In [1]:
# Import and create a new SQLContext 
from pyspark.sql import SQLContext
sqlContext = SQLContext(sc)

In [2]:
# Read the country CSV file into an RDD.
country_lines = sc.textFile('file:///home/cloudera/Downloads/big-data-3/final-project/country-list.csv')

In [3]:
# Convert each line into a pair of words
country_pairs = country_lines.map(lambda line: line.split(", "))

In [4]:
country_pairs.take(3)

[['Afghanistan', 'AFG'], ['Albania', 'ALB'], ['Algeria', 'ALG']]

In [5]:
# Convert each pair of words into a tuple
country_tuples = country_pairs.map(lambda pair: (pair[0], pair[1]))

In [6]:
country_tuples.take(3)

[('Afghanistan', 'AFG'), ('Albania', 'ALB'), ('Algeria', 'ALG')]

In [7]:
# Create the DataFrame, look at schema and contents
countryDF = sqlContext.createDataFrame(country_tuples, ["country", "code"])
countryDF.printSchema()
countryDF.take(3)

root
 |-- country: string (nullable = true)
 |-- code: string (nullable = true)



[Row(country='Afghanistan', code='AFG'),
 Row(country='Albania', code='ALB'),
 Row(country='Algeria', code='ALG')]

In [8]:
# Read tweets CSV file into RDD of lines
tweet_lines = sc.textFile('file:///home/cloudera/Downloads/big-data-3/final-project/tweet_text_exported.csv')
tweet_lines.count()

13995

In [9]:
# Clean the data: some tweets are empty.
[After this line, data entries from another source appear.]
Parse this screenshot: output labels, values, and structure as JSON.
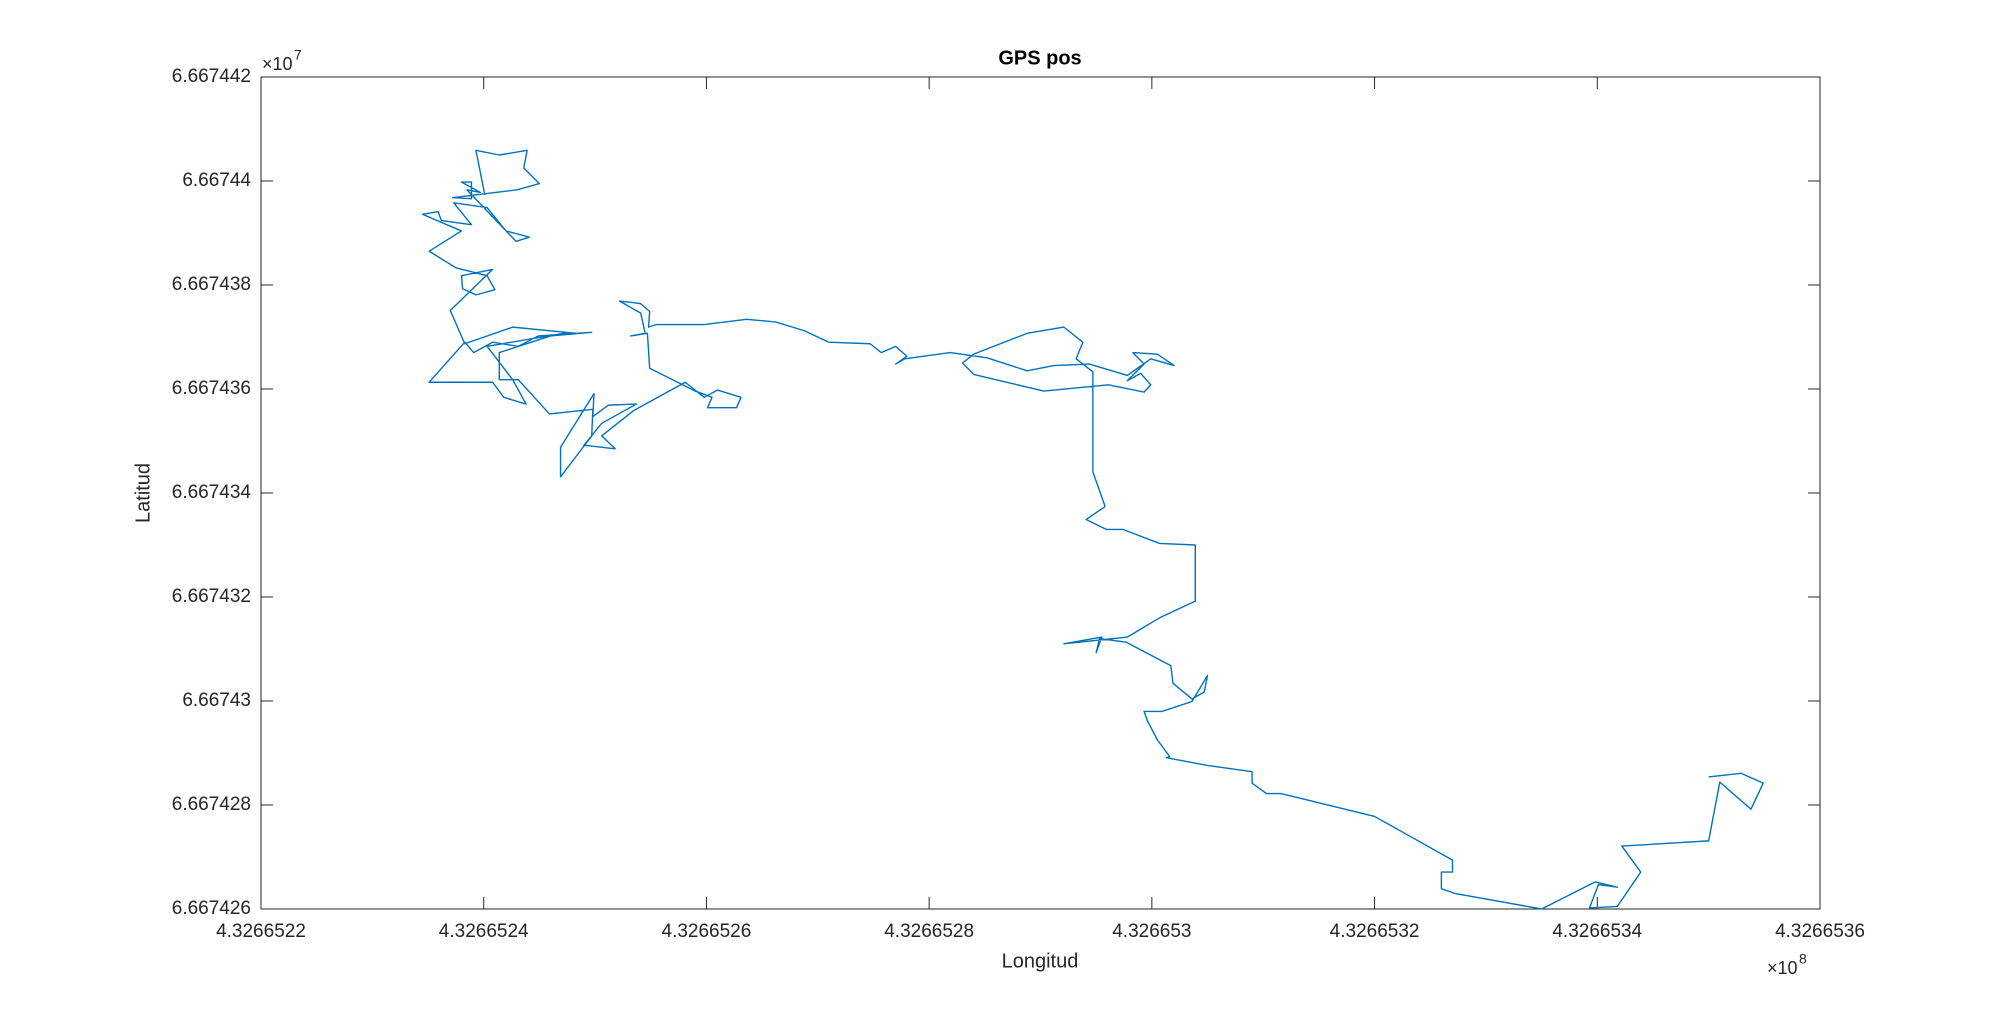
{
  "chart_data": {
    "type": "line",
    "title": "GPS pos",
    "x_label": "Longitud",
    "y_label": "Latitud",
    "x_multiplier": {
      "base": "×10",
      "power": "8"
    },
    "y_multiplier": {
      "base": "×10",
      "power": "7"
    },
    "color": "#0072bd",
    "xlim": [
      4.3266522,
      4.3266536
    ],
    "xticks": [
      4.3266522,
      4.3266524,
      4.3266526,
      4.3266528,
      4.326653,
      4.3266532,
      4.3266534,
      4.3266536
    ],
    "ylim": [
      6.667426,
      6.667442
    ],
    "yticks": [
      6.667426,
      6.667428,
      6.66743,
      6.667432,
      6.667434,
      6.667436,
      6.667438,
      6.66744,
      6.667442
    ],
    "x": [
      4.3266535,
      4.326653529,
      4.326653549,
      4.326653538,
      4.32665351,
      4.3266535,
      4.326653422,
      4.326653439,
      4.326653418,
      4.326653393,
      4.326653401,
      4.326653418,
      4.326653398,
      4.32665335,
      4.326653272,
      4.32665326,
      4.32665326,
      4.32665327,
      4.32665327,
      4.3266532,
      4.326653116,
      4.326653103,
      4.32665309,
      4.32665309,
      4.32665305,
      4.326653013,
      4.326653016,
      4.326653005,
      4.326652996,
      4.326652993,
      4.326653009,
      4.326653036,
      4.32665305,
      4.326653047,
      4.326653036,
      4.326653019,
      4.326653017,
      4.326652977,
      4.326652953,
      4.32665295,
      4.326652955,
      4.326652921,
      4.326652978,
      4.326653007,
      4.326653039,
      4.326653039,
      4.326653007,
      4.326652974,
      4.326652959,
      4.326652941,
      4.326652958,
      4.326652947,
      4.326652947,
      4.326652932,
      4.326652938,
      4.326652921,
      4.326652888,
      4.32665284,
      4.32665283,
      4.32665284,
      4.326652903,
      4.326652961,
      4.326652993,
      4.326652999,
      4.32665299,
      4.326652978,
      4.326652993,
      4.326652983,
      4.326653005,
      4.32665302,
      4.326652999,
      4.326652978,
      4.326652944,
      4.326652912,
      4.326652888,
      4.326652852,
      4.326652819,
      4.326652778,
      4.32665277,
      4.32665278,
      4.32665277,
      4.326652757,
      4.326652747,
      4.32665271,
      4.326652688,
      4.326652662,
      4.326652636,
      4.326652598,
      4.326652555,
      4.326652548,
      4.326652549,
      4.326652541,
      4.326652535,
      4.326652522,
      4.326652541,
      4.326652545,
      4.326652532,
      4.326652547,
      4.326652549,
      4.32665259,
      4.326652605,
      4.326652601,
      4.326652627,
      4.326652631,
      4.32665261,
      4.326652598,
      4.326652581,
      4.326652535,
      4.326652506,
      4.326652518,
      4.32665249,
      4.326652506,
      4.326652537,
      4.326652512,
      4.326652498,
      4.326652499,
      4.326652469,
      4.326652469,
      4.326652497,
      4.326652498,
      4.326652459,
      4.326652431,
      4.326652414,
      4.326652414,
      4.32665246,
      4.326652497,
      4.326652449,
      4.326652431,
      4.326652408,
      4.326652391,
      4.326652383,
      4.326652351,
      4.326652408,
      4.326652418,
      4.326652438,
      4.326652426,
      4.326652403,
      4.326652472,
      4.326652483,
      4.326652426,
      4.326652383,
      4.32665237,
      4.326652408,
      4.32665238,
      4.326652381,
      4.326652393,
      4.32665241,
      4.326652403,
      4.326652375,
      4.326652351,
      4.32665238,
      4.326652345,
      4.326652359,
      4.326652362,
      4.326652389,
      4.326652373,
      4.326652403,
      4.32665242,
      4.326652441,
      4.326652429,
      4.326652385,
      4.326652397,
      4.32665238,
      4.326652389,
      4.326652389,
      4.326652372,
      4.32665243,
      4.32665245,
      4.326652436,
      4.326652439,
      4.326652414,
      4.326652393,
      4.326652401
    ],
    "values": [
      6.66742854,
      6.66742861,
      6.66742842,
      6.66742792,
      6.66742844,
      6.66742731,
      6.66742721,
      6.66742671,
      6.66742605,
      6.66742602,
      6.66742647,
      6.66742642,
      6.66742652,
      6.667426,
      6.6674263,
      6.66742639,
      6.66742671,
      6.66742671,
      6.66742694,
      6.66742778,
      6.66742822,
      6.66742822,
      6.66742842,
      6.66742864,
      6.66742876,
      6.66742891,
      6.66742893,
      6.66742925,
      6.66742962,
      6.6674298,
      6.6674298,
      6.66742999,
      6.66743049,
      6.66743017,
      6.66743004,
      6.66743034,
      6.66743068,
      6.66743113,
      6.6674312,
      6.66743093,
      6.66743123,
      6.6674311,
      6.66743123,
      6.6674316,
      6.66743192,
      6.667433,
      6.66743303,
      6.6674333,
      6.6674333,
      6.66743349,
      6.66743374,
      6.66743441,
      6.66743633,
      6.66743658,
      6.6674369,
      6.66743719,
      6.66743707,
      6.66743667,
      6.6674365,
      6.66743628,
      6.66743596,
      6.66743608,
      6.66743594,
      6.66743608,
      6.6674363,
      6.66743616,
      6.66743648,
      6.6674367,
      6.66743667,
      6.66743645,
      6.66743658,
      6.66743626,
      6.66743648,
      6.66743645,
      6.66743635,
      6.6674366,
      6.6674367,
      6.66743658,
      6.66743648,
      6.66743663,
      6.66743682,
      6.6674367,
      6.66743687,
      6.6674369,
      6.66743712,
      6.66743729,
      6.66743734,
      6.66743724,
      6.66743724,
      6.66743719,
      6.66743749,
      6.66743764,
      6.66743766,
      6.66743769,
      6.66743746,
      6.66743707,
      6.66743702,
      6.66743707,
      6.6674364,
      6.66743596,
      6.66743584,
      6.66743564,
      6.66743564,
      6.66743584,
      6.66743598,
      6.66743584,
      6.66743613,
      6.66743559,
      6.6674351,
      6.66743485,
      6.66743492,
      6.66743534,
      6.66743571,
      6.66743569,
      6.66743547,
      6.66743591,
      6.66743488,
      6.66743431,
      6.6674351,
      6.66743561,
      6.66743552,
      6.66743618,
      6.66743618,
      6.6674367,
      6.66743702,
      6.66743709,
      6.66743702,
      6.66743682,
      6.6674369,
      6.6674367,
      6.6674369,
      6.66743613,
      6.66743613,
      6.66743584,
      6.66743571,
      6.66743618,
      6.66743682,
      6.66743707,
      6.66743707,
      6.66743719,
      6.66743687,
      6.66743751,
      6.6674383,
      6.66743818,
      6.66743793,
      6.66743781,
      6.66743791,
      6.66743818,
      6.66743833,
      6.66743865,
      6.66743904,
      6.66743936,
      6.66743941,
      6.66743924,
      6.66743916,
      6.66743958,
      6.66743949,
      6.66743904,
      6.66743892,
      6.66743884,
      6.66743983,
      6.66743978,
      6.66743998,
      6.66743998,
      6.66743966,
      6.66743968,
      6.66743983,
      6.66743995,
      6.66744025,
      6.66744059,
      6.6674405,
      6.66744059,
      6.66743973
    ]
  }
}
Remove the empty tweets using filter() 
# tweet_lines_clean = tweet_lines.filter("tweet_text != ''").select("tweet_text")
tweet_lines_clean = tweet_lines.filter(lambda line: len(line) != 0)
tweet_lines_clean.count()

13391

In [10]:
# Perform WordCount on the cleaned tweet texts. (note: this is several lines.)
wordcount = tweet_lines_clean \
    .flatMap(lambda line: line.split(" ")) \
    .map(lambda word: (word, 1)) \
    .reduceByKey(lambda a, b: (a + b))
wordcount.take(5)

[('', 3292),
 ('https://t.co/fQftAwGAad', 1),
 ('mobile', 1),
 ('#FridayNightTouchdown', 1),
 ('circle', 7)]

In [11]:
# Create the DataFrame of tweet word counts
tweetDF = sqlContext.createDataFrame(wordcount, ["word", "occurences"])
tweetDF.printSchema()

root
 |-- word: string (nullable = true)
 |-- occurences: long (nullable = true)



In [12]:
# Join the country and tweet data frames (on the appropriate column)
merge = tweetDF.join(countryDF, countryDF.country == tweetDF.word)
merge.take(5)

[Row(word='Thailand', occurences=1, country='Thailand', code='THA'),
 Row(word='Iceland', occurences=2, country='Iceland', code='ISL'),
 Row(word='Mexico', occurences=1, country='Mexico', code='MEX'),
 Row(word='Wales', occurences=19, country='Wales', code='WAL'),
 Row(word='Denmark', occurences=1, country='Denmark', code='DEN')]

In [13]:
# Question 1: number of distinct countries mentioned
merge.select('country').distinct().count()

44

In [14]:
# Question 2: number of countries mentioned in tweets.
from pyspark.sql.functions import sum
merge.select(sum('occurences')).show()

+---------------+
|sum(occurences)|
+---------------+
|            397|
+---------------+



In [16]:
# Table 1: top three countries and their counts.
from pyspark.sql.functions import desc
merge.sort(desc("occurences")).show()

+-----------+----------+-----------+----+
|       word|occurences|    country|code|
+-----------+----------+-----------+----+
|     Norway|        52|     Norway| NOR|
|    Nigeria|        49|    Nigeria| NGA|
|     France|        42|     France| FRA|
|   Slovakia|        30|   Slovakia| SVK|
|    England|        25|    England| ENG|
|    Germany|        20|    Germany| GER|
|      Wales|        19|      Wales| WAL|
|     Russia|        15|     Russia| RUS|
|Netherlands|        13|Netherlands| NED|
|     Brazil|        13|     Brazil| BRA|
|     Canada|        11|     Canada| CAN|
|Switzerland|        10|Switzerland| SUI|
|       Chad|         9|       Chad| CHA|
|     Guinea|         8|     Guinea| GUI|
|   Portugal|         8|   Portugal| POR|
|      Spain|         8|      Spain| ESP|
|       Iraq|         6|       Iraq| IRQ|
|     Jordan|         6|     Jordan| JOR|
|    Georgia|         5|    Georgia| GEO|
|      Japan|         5|      Japan| JPN|
+-----------+----------+----------

In [20]:
# Table 2: counts for Kenya, Wales, and Netherlands.
merge.filter(merge.country.isin(['Kenya', 'Wales', 'Netherlands'])).show()

+-----------+----------+-----------+----+
|       word|occurences|    country|code|
+-----------+----------+-----------+----+
|      Wales|        19|      Wales| WAL|
|Netherlands|        13|Netherlands| NED|
|      Kenya|         3|      Kenya| KEN|
+-----------+----------+-----------+----+



In [21]:
from pyspark.sql.functions import mean
merge.select(mean('occurences')).show()

+-----------------+
|  avg(occurences)|
+-----------------+
|9.022727272727273|
+-----------------+